Get the Look: Asian Style


Whilst Thailand, Vietnam, Korea and other Asian countries have developed distinctive styles of their own, when most of us think of Asian style, we think of China and Japan first. As distinctively different as their styles of furniture, interior decoration and landscape architecture are, both of these Asian styles share a look of elegant serenity in common. If you're looking for a way to make your home a retreat from the hustle and bustle of our busy modern lifestyle, take a look at Asian style.

Elements of Chinese Design

Heavily influenced by ancient Taoism and the age of the Chinese empires, Chinese furnishings and decor tends to be richly ornate. Tables, chairs and other timber furnishings include highly detailed wood carvings; upholstery is woven into elaborate patterns; and screens and wall hangings feature fish, dragons and other symbolic animals. As ornamental as these furnishings are, the use of muted colours gives them an elegantly subdued look. A symbol of good luck, red is a predominant colour in Chinese design, but it is usually a deep, rather than a bright red, as are the blue, green and yellow tones that also compose the traditional Chinese colour scheme.


Everything in traditional Chinese style has symbolic significance. At the heart of Chinese design is the concept of fengshui. Literally meaning "wind-water", fengshui is the attempt to bring one's surroundings into alignment with positive energies (Qi). With roots going back at least 4000 years, fengshui is an important aspect of Chinese building design as well as interior design. Even modest rural homes in China were traditionally placed in alignment with the stars, the sun or in some other auspicious position. Today, many Australian interior designers and architects are using the principles of FengShui in both traditional and modern ways as part of a holistic, environmentally friendly design scheme. 



Get the Look: Asian Style

Elements of Japanese Design

In contrast to richly ornate Chinese decor, the hallmark of Japanese design is refined simplicity. Highly influenced by Zen Buddhism, traditional Japanese furnishings, interior fittings and landscape architecture take a "less is more" approach to design. 

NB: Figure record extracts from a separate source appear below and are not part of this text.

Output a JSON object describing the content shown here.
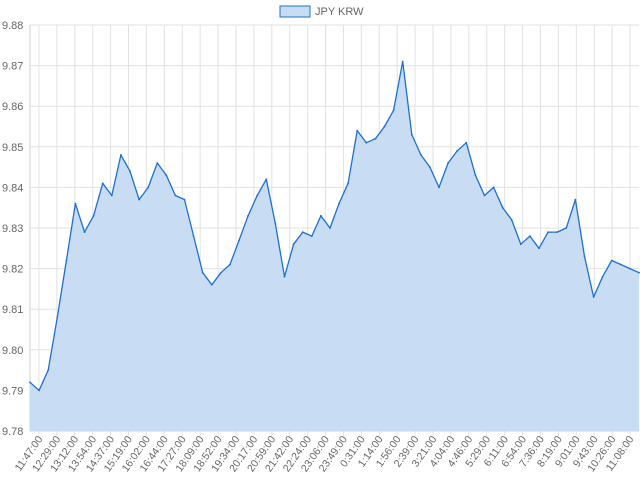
{
  "chart_data": {
    "type": "area",
    "title": "",
    "xlabel": "",
    "ylabel": "",
    "legend": {
      "position": "top",
      "label": "JPY KRW"
    },
    "grid": true,
    "ylim": [
      9.78,
      9.88
    ],
    "yticks": [
      "9.78",
      "9.79",
      "9.80",
      "9.81",
      "9.82",
      "9.83",
      "9.84",
      "9.85",
      "9.86",
      "9.87",
      "9.88"
    ],
    "xticks": [
      "11:47:00",
      "12:29:00",
      "13:12:00",
      "13:54:00",
      "14:37:00",
      "15:19:00",
      "16:02:00",
      "16:44:00",
      "17:27:00",
      "18:09:00",
      "18:52:00",
      "19:34:00",
      "20:17:00",
      "20:59:00",
      "21:42:00",
      "22:24:00",
      "23:06:00",
      "23:49:00",
      "0:31:00",
      "1:14:00",
      "1:56:00",
      "2:39:00",
      "3:21:00",
      "4:04:00",
      "4:46:00",
      "5:29:00",
      "6:11:00",
      "6:54:00",
      "7:36:00",
      "8:19:00",
      "9:01:00",
      "9:43:00",
      "10:26:00",
      "11:08:00"
    ],
    "series": [
      {
        "name": "JPY KRW",
        "x": [
          "11:47:00",
          "12:08:00",
          "12:29:00",
          "12:50:00",
          "13:12:00",
          "13:33:00",
          "13:54:00",
          "14:15:00",
          "14:37:00",
          "14:58:00",
          "15:19:00",
          "15:40:00",
          "16:02:00",
          "16:23:00",
          "16:44:00",
          "17:05:00",
          "17:27:00",
          "17:48:00",
          "18:09:00",
          "18:30:00",
          "18:52:00",
          "19:13:00",
          "19:34:00",
          "19:55:00",
          "20:17:00",
          "20:38:00",
          "20:59:00",
          "21:20:00",
          "21:42:00",
          "22:03:00",
          "22:24:00",
          "22:45:00",
          "23:06:00",
          "23:27:00",
          "23:49:00",
          "0:10:00",
          "0:31:00",
          "0:52:00",
          "1:14:00",
          "1:35:00",
          "1:56:00",
          "2:17:00",
          "2:39:00",
          "3:00:00",
          "3:21:00",
          "3:42:00",
          "4:04:00",
          "4:25:00",
          "4:46:00",
          "5:07:00",
          "5:29:00",
          "5:50:00",
          "6:11:00",
          "6:32:00",
          "6:54:00",
          "7:15:00",
          "7:36:00",
          "7:57:00",
          "8:19:00",
          "8:40:00",
          "9:01:00",
          "9:22:00",
          "9:43:00",
          "10:04:00",
          "10:26:00",
          "10:47:00",
          "11:08:00",
          "11:29:00"
        ],
        "values": [
          9.792,
          9.79,
          9.795,
          9.808,
          9.822,
          9.836,
          9.829,
          9.833,
          9.841,
          9.838,
          9.848,
          9.844,
          9.837,
          9.84,
          9.846,
          9.843,
          9.838,
          9.837,
          9.828,
          9.819,
          9.816,
          9.819,
          9.821,
          9.827,
          9.833,
          9.838,
          9.842,
          9.831,
          9.818,
          9.826,
          9.829,
          9.828,
          9.833,
          9.83,
          9.836,
          9.841,
          9.854,
          9.851,
          9.852,
          9.855,
          9.859,
          9.871,
          9.853,
          9.848,
          9.845,
          9.84,
          9.846,
          9.849,
          9.851,
          9.843,
          9.838,
          9.84,
          9.835,
          9.832,
          9.826,
          9.828,
          9.825,
          9.829,
          9.829,
          9.83,
          9.837,
          9.823,
          9.813,
          9.818,
          9.822,
          9.821,
          9.82,
          9.819
        ]
      }
    ],
    "colors": {
      "line": "#1f6fd1",
      "fill": "#c8ddf4",
      "grid": "#e2e2e2",
      "text": "#666666"
    }
  }
}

The colour palette used in Japanese design begins with the natural materials used in the construction of homes, furniture and interior fitouts. Floors in traditional Japanese homes are covered in straw tatami mats and bamboo is used extensively in construction. Too much colour was traditionally considered garish, so clear or black lacquered finishes were used to protect timber furniture. 

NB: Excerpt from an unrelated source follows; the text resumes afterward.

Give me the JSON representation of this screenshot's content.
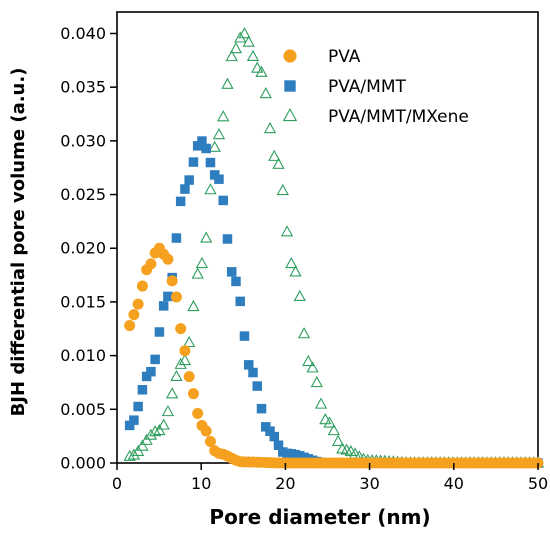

Traditionally, seating in the Japanese home was on the floor, with pillows instead of chairs surrounding a low dining table. At night, the bedding would be removed from a tansu closet and rolled out on to the floor. More contemporary interpretations of this living style can be seen in low, centrally placed coffee tables surrounded by cushions and platform beds. 



How to Get the Asian Look

Western artists, architects and designers have been drawing on the Asian look for centuries. Chinese style can be seen in delicate blue and white porcelain; in the ornate fabrics used in Victorian furniture; and in the arts and crafts of the Art Nouveau and Art Deco eras. The Japanese influence can be seen in the designs of the Arts and Crafts movement of the early 2oth century and in more recent Scandinavian furniture.


To get the Asian style look in your home, a good place to start is with your colour palette. If you're going for a Chinese look, choose jewel-like colours such as gold (brass), deep ruby red, sapphire blue and emerald green. For a Japanese inspired look, choose soft, neutral colours like parchment white, sandstone and shades of grey. To emphasise an area, gloss black against a neutral background can create a stunning effect.



You needn't go all out to get the Asian look in your home: Chinese, Japanese or other Asian touches can be all it takes to make a dramatic effect. You may want to use painted Chinese screens or Japanese shoji screens as room dividers, for example. A low platform bed with a futon mattress can be a great way to make a small bedroom appear much larger. Hang some Japanese-style lanterns with LED lights in your garden or to illuminate a natural stone pathway. Draw inspiration from Asian style and create a living space that is uniquely yours.